18. Clause 2 provides that the maximum amount of expenditure and actual or contingent liabilities incurred in giving, or in connection with giving, infrastructure assistance , less any sums received by the Treasury or the Secretary of State in connection with infrastructure assistance, must not at any time exceed £50,000 million. The Treasury has an order-making power under subsection (4) to increase the maximum amount of expenditure that the Treasury and Secretary of State may incur in giving, or in connection with giving, infrastructure assistance. There are no limits on the number of occasions when the maximum amount that may be incurred in giving, or in connection with giving, infrastructure assistance may be increased or on the amount by which the maximum amount may be increased on each occasion.
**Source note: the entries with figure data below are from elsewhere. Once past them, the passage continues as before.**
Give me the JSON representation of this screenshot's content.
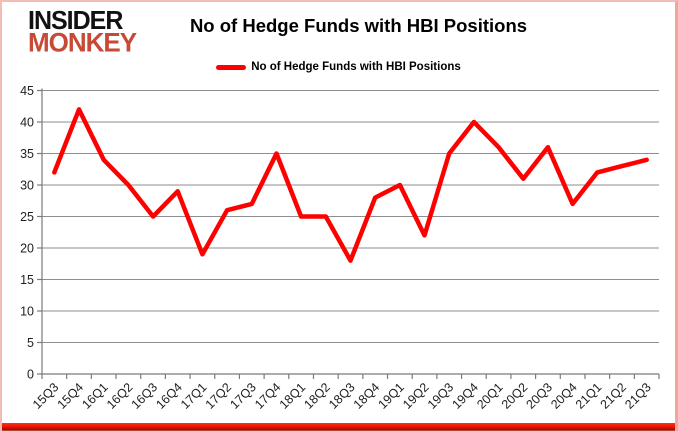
{
  "logo": {
    "line1": "INSIDER",
    "line2": "MONKEY",
    "line1_color": "#111111",
    "line2_color": "#c64a36"
  },
  "header": {
    "title": "No of Hedge Funds with HBI Positions"
  },
  "legend": {
    "label": "No of Hedge Funds with HBI Positions",
    "line_color": "#ff0000"
  },
  "chart_data": {
    "type": "line",
    "title": "No of Hedge Funds with HBI Positions",
    "categories": [
      "15Q3",
      "15Q4",
      "16Q1",
      "16Q2",
      "16Q3",
      "16Q4",
      "17Q1",
      "17Q2",
      "17Q3",
      "17Q4",
      "18Q1",
      "18Q2",
      "18Q3",
      "18Q4",
      "19Q1",
      "19Q2",
      "19Q3",
      "19Q4",
      "20Q1",
      "20Q2",
      "20Q3",
      "20Q4",
      "21Q1",
      "21Q2",
      "21Q3"
    ],
    "values": [
      32,
      42,
      34,
      30,
      25,
      29,
      19,
      26,
      27,
      35,
      25,
      25,
      18,
      28,
      30,
      22,
      35,
      40,
      36,
      31,
      36,
      27,
      32,
      33,
      34
    ],
    "series_name": "No of Hedge Funds with HBI Positions",
    "xlabel": "",
    "ylabel": "",
    "ylim": [
      0,
      45
    ],
    "ytick_step": 5,
    "grid": true,
    "legend_position": "top-center",
    "line_color": "#ff0000",
    "grid_color": "#8e8e8e",
    "axis_color": "#7a7a7a",
    "label_color": "#1f1f1f"
  }
}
Expenditure incurred by the Treasury or the Secretary of State in reliance on any authorisation other than that conferred by Clause 1 does not count in the calculation of this maximum amount.
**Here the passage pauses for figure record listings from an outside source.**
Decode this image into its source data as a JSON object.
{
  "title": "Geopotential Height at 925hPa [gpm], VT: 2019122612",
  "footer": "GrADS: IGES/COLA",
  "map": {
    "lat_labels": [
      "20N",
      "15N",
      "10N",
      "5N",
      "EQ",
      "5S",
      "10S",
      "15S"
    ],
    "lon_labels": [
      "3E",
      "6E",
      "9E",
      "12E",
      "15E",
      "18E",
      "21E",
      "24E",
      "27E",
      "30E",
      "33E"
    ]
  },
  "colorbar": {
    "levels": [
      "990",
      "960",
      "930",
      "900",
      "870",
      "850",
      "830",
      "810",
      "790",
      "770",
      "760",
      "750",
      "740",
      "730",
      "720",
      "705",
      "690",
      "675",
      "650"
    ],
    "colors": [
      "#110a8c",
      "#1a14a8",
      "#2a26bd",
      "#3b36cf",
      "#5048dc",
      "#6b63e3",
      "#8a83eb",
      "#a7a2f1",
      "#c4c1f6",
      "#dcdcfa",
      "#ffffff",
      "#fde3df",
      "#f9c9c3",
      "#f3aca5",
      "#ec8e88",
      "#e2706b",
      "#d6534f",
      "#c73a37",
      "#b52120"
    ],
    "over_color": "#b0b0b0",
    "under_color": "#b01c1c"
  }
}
19. Clause 3 provides that the Treasury is under a duty to report to the House of Commons at twelve monthly intervals, starting on 31st March 2013. The details required to be included in the reports are listed in subsection (3). Subsection (4) provides that the report must also include arrangements entered into before Royal Assent. The effect of subsection (5) is that a report is not required for a reporting period if there is nothing to report at the end of that period.

Financial Effects

20. The Bill authorises the Treasury and the Secretary of State to incur expenditure and liabilities up to £50,000 million in relation to giving, or in connection with giving, financial assistance to infrastructure projects. Depending on the nature of the financial assistance granted, the effect on the fiscal position may be to increase the UK’s level of net debt; the UK will receive fee income, expenses and interest, where appropriate, relative to the level of financial assistance provided to each project.

Public Sector Manpower

21. The provisions contained within the Bill have no substantial effect on public service manpower.

Impact Assessment

22. Because the Bill does not have any effect on any other parties other than the Treasury or the Secretary of State an impact assessment was not required.

European Convention on human rights

23. The Bill will not have human rights implications. It is proposed that on introduction, Lord Newby will make a statement of compatibility under section 19(1)(a) of the Human Rights Act.

Commencement date

24. The Bill will commence on the date of Royal Assent.